Retry scheduling is just event scheduling with a computed future timestamp.

Priority Beyond Time

Sometimes two events are ready at the same time, but one is more important.

Heap key:

(run_at, priority, order, event)

Lower priority number can mean higher priority.

heapq.heappush(
    self.heap,
    (event.run_at, event.priority, order, event)
)

This gives deterministic ordering:

  1. Earlier time first.
  2. Higher priority first.
  3. Earlier insertion first.

Stable tie-breaking is important for debugging and repeatable tests.

Testing

A scheduler should not rely on real time in tests. Inject a clock.

class FakeClock:
    def __init__(self, now=0.0):
        self.now = now

    def advance(self, seconds):
        self.now += seconds

    def time(self):
        return self.now

Test:

clock = FakeClock()

scheduler = EventScheduler()

scheduler.schedule(Event(
    id="e1",
    run_at=10.0,
    name="send_email",
    payload={},
))

assert scheduler.pop_ready(clock.time()) is None

clock.advance(10)

event = scheduler.pop_ready(clock.time())

assert event.name == "send_email"

This makes tests deterministic.

Common Bugs

The most common scheduler bug is using real sleeping in tests. Tests become slow and flaky.

Another common bug is using wall-clock time for delays. If the system clock jumps, events may run too early or too late.
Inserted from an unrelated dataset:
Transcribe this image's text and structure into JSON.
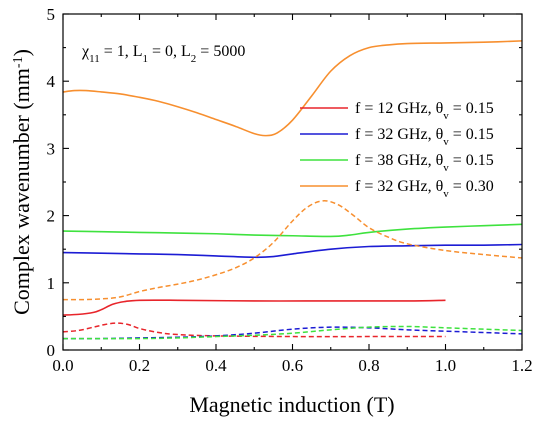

Cancellation bugs appear when cancelled heap entries remain forever. Use compaction when lazy deletion accumulates too many dead entries.

Rescheduling bugs appear when the old event still fires. Use cancellation, generation numbers, or stable status checks.

Recurring event bugs appear around late execution. Decide explicitly whether the system uses fixed-rate or fixed-delay scheduling.

Concurrent insertion bugs appear when the scheduler sleeps until an old next event and misses a newly inserted earlier event. Use a condition variable or another wakeup mechanism.

Recipe

Build the scheduler in layers.

Start with a min-heap keyed by run_at. Add stable tie-breaking with an insertion counter. Implement cancellation with lazy deletion. Implement rescheduling as cancellation plus insertion. Add recurring events by computing the next occurrence after each run. Distinguish wall-clock time from monotonic time. Persist pending events when restarts matter. Add locks and wakeups when multiple threads can schedule events. Test with a fake clock.

The key design principle is to keep the scheduler's core responsibility narrow: maintain the next executable event. Recurrence, retries, persistence, and distribution can be added around that core without changing the basic heap invariant.